Para mukallaf atau orang-orang dibebani kewajiban-kewajiban
agama harus mengganti atau qadla shalat yang ditinggalkan dan dianjurkan
dilaksanakan dengan segera.
Para ulama memberikan penjelasan bahwa bila ia tidak
melaksanakan shalatnya dengan segera tanpa adanya udzur, maka ia wajib
melaksanakan dengan segera. Bahkan ia diharamkan melakukan kesunahan. Bila ia
tidak melaksanakan shalat karena ada udzur maka mengadla dengan segera hukumnya
sunnah saja.
Apakah wajib mengurutkan shalat yang ditinggalkan? Dalam
hal ini para ulama merinci sebagai berikut: Pertama, sunah mentertibkan apabila
tidak melakukannya karena ada udzur.
Contoh; seseorang tertidur sebelum masuk waktu dhuhur dan
ia bangun pada waktu shalat isya’, berarti ia meninggalkan shalat dhuhur, ashar
dan maghrib, maka dalam mengadlanya ia sunah mendahulukan shalat dhuhur atas
ashar dan mendahulukan shalat ashar atas shalat maghrib
Ketentuan kedua, wajib tertib bila shalat yang ditinggalkan
tidak karena ada udzur. Contoh; seseorang meninggalkan shalat dhuhur dan ashar
karena tanpa ada udzur, misalnya tidur sudah masuk waktu shalat atau karena
malas, maka dalam mengqodlo’nya ia wajib mendahulukan shalat dhuhur atas shalat
Ashar.
Namun Imam Romli berpendapat bahwa mentertibkan shalat yang
ditinggalkan itu secara mutlak hukumnya sunah, baik meninggalkannya karena ada
udzur atau tidak, atau sebagian karena ada udzur dan sebagian yang lain tidak
ada udzur, dan pendapat inilah yang dipilih Syaikh Zainuddin Al-Mulaibari,
pengarang kitab Qurratul Ain bi Muhimmatid Din.
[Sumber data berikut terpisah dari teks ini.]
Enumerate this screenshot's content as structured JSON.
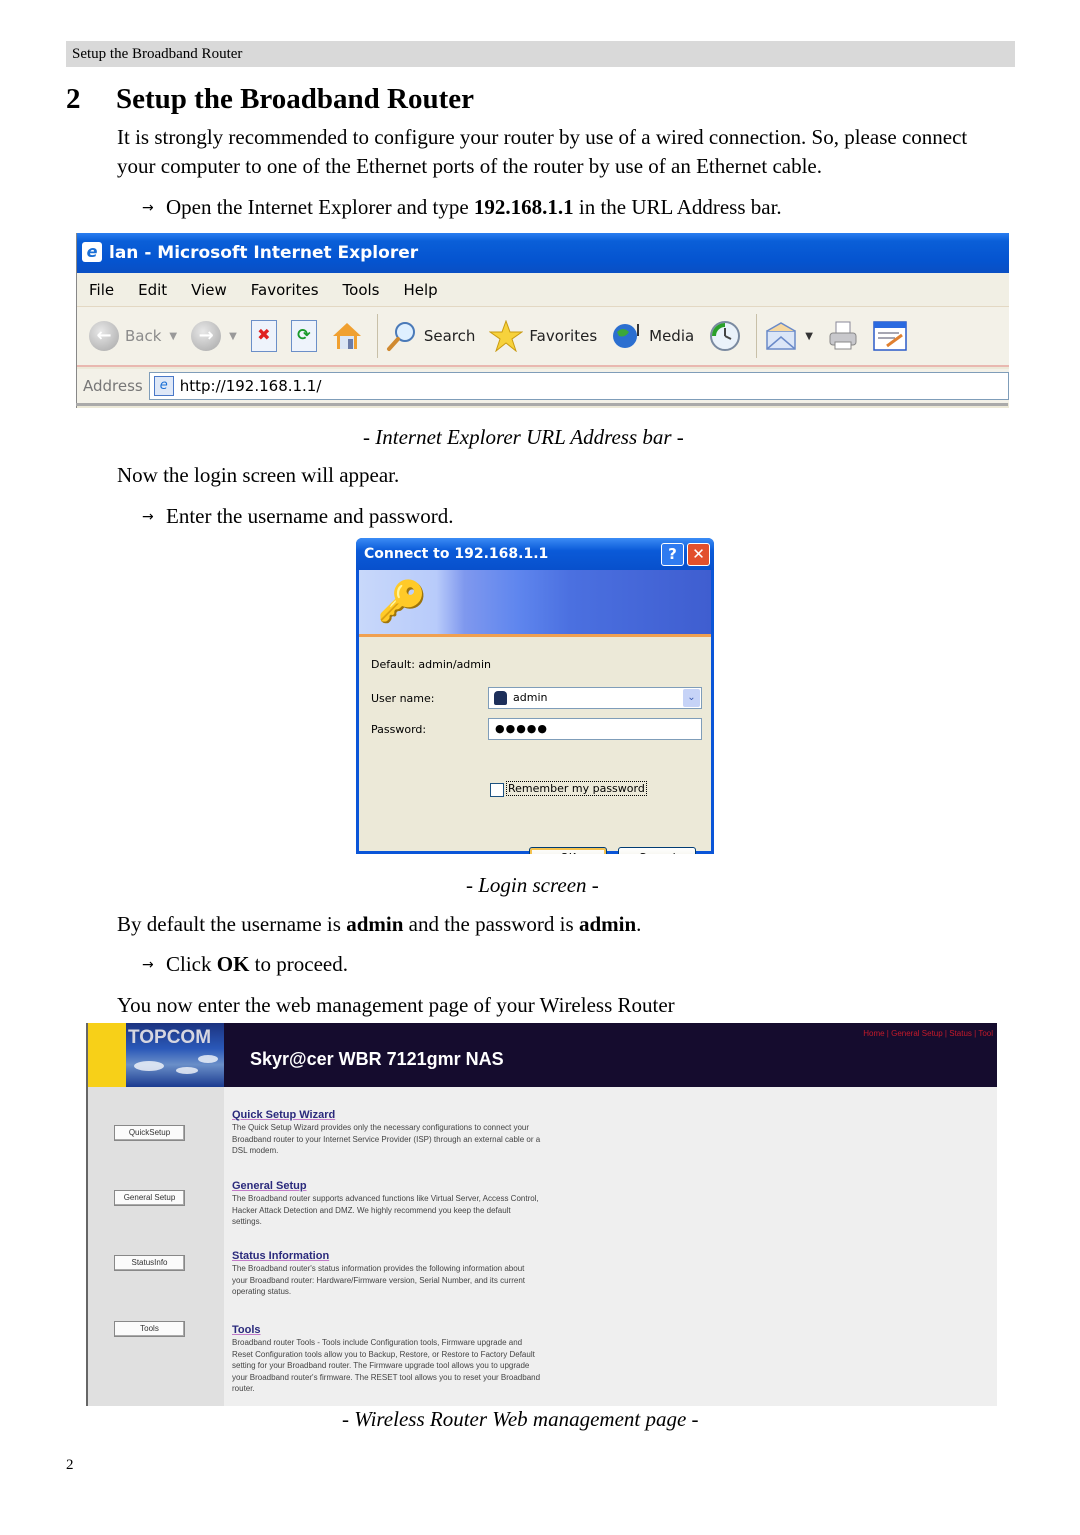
{
  "running_header": "Setup the Broadband Router",
  "section": {
    "number": "2",
    "title": "Setup the Broadband Router"
  },
  "intro": "It is strongly recommended to configure your router by use of a wired connection. So, please connect your computer to one of the Ethernet ports of the router by use of an Ethernet cable.",
  "step1": {
    "arrow": "→",
    "before": "Open the Internet Explorer and type ",
    "bold": "192.168.1.1",
    "after": " in the URL Address bar."
  },
  "ie_window": {
    "title": "lan - Microsoft Internet Explorer",
    "logo_icon": "e",
    "menu": [
      "File",
      "Edit",
      "View",
      "Favorites",
      "Tools",
      "Help"
    ],
    "toolbar": {
      "back": "Back",
      "search": "Search",
      "favorites": "Favorites",
      "media": "Media"
    },
    "address_label": "Address",
    "address_value": "http://192.168.1.1/"
  },
  "caption1": "- Internet Explorer URL Address bar -",
  "para2": "Now the login screen will appear.",
  "step2": {
    "arrow": "→",
    "text": "Enter the username and password."
  },
  "login_dialog": {
    "title": "Connect to 192.168.1.1",
    "help_icon": "?",
    "close_icon": "✕",
    "default_text": "Default: admin/admin",
    "username_label": "User name:",
    "username_value": "admin",
    "password_label": "Password:",
    "password_value": "●●●●●",
    "remember_label": "Remember my password",
    "remember_checked": false,
    "ok_label": "OK",
    "cancel_label": "Cancel"
  },
  "caption2": "- Login screen -",
  "para3": {
    "t1": "By default the username is ",
    "b1": "admin",
    "t2": " and the password is ",
    "b2": "admin",
    "t3": "."
  },
  "step3": {
    "arrow": "→",
    "t1": "Click ",
    "b1": "OK",
    "t2": " to proceed."
  },
  "para4": "You now enter the web management page of your Wireless Router",
  "router_page": {
    "brand": "TOPCOM",
    "product": "Skyr@cer WBR 7121gmr NAS",
    "nav": [
      "Home",
      "General Setup",
      "Status",
      "Tool"
    ],
    "nav_sep": " | ",
    "colors": {
      "header_bg": "#150c2e",
      "yellow": "#f7d018",
      "nav_link": "#c41a2a",
      "section_title": "#2a2a7c"
    },
    "sidebar_buttons": [
      "QuickSetup",
      "General Setup",
      "StatusInfo",
      "Tools"
    ],
    "sections": [
      {
        "title": "Quick Setup Wizard",
        "desc": "The Quick Setup Wizard provides only the necessary configurations to connect your Broadband router to your Internet Service Provider (ISP) through an external cable or a DSL modem."
      },
      {
        "title": "General Setup",
        "desc": "The Broadband router supports advanced functions like Virtual Server, Access Control, Hacker Attack Detection and DMZ. We highly recommend you keep the default settings."
      },
      {
        "title": "Status Information",
        "desc": "The Broadband router's status information provides the following information about your Broadband router: Hardware/Firmware version, Serial Number, and its current operating status."
      },
      {
        "title": "Tools",
        "desc": "Broadband router Tools - Tools include Configuration tools, Firmware upgrade and Reset Configuration tools allow you to Backup, Restore, or Restore to Factory Default setting for your Broadband router. The Firmware upgrade tool allows you to upgrade your Broadband router's firmware. The RESET tool allows you to reset your Broadband router."
      }
    ]
  },
  "caption3": "- Wireless Router Web management page -",
  "page_number": "2"
}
Ketentuan lain dalam mengadla shalat adalah mendahulukan
shalat fait atau shalat yang tidak dilakukan pada waktunya atas shalat
hadlirah atau shalat yagn masih berada pada waktunya bila shalat yang
tidak dilakukan pada waktunya itu karena ada udzur dan tidak khawatir shalat
yang hadliroh itu keluar dari waktunya, walaupun ia khawatir
kehilangan jama’ahnya shalat hadliroh.
Bila mendahulukan shalat fait ia khawatir shalat hadlirohnya
keluar waktu, misalnya waktunya tinggal sedikit, maka wajib baginya
mendahulukan shalat hadliroh. Adapun bila shalat yang ditinggalkan itu
tanpa adanya udzur, maka wajib mendahulukan shalat hadlirah.
Bagaimana dengan orang meninggal dan masih memiliki
tanggungan shalat? Para ulama’ di kalangan Syafi’iyyah berbeda pendapat
mengenai ini.
Pendapat yang pertama, tidak wajib diqadla ataupun dibayar fidyah,
karena urusan dia di dunia sudah selesai dan segala amalnya tinggal
mempertanggungjawabkannya di hadapan Allah.
Pendapat kedua, wajib dilakukan (qadla) sebagai ganti dari
shalat mayit. Pendapat inilah yang paling banyak dipilih oleh para imam di kalangan
Syafi’iyyah, termasuk yang dilakukan oleh Imam As-Subki atas sebagian
kerabatnya yang telah meninggal dunia.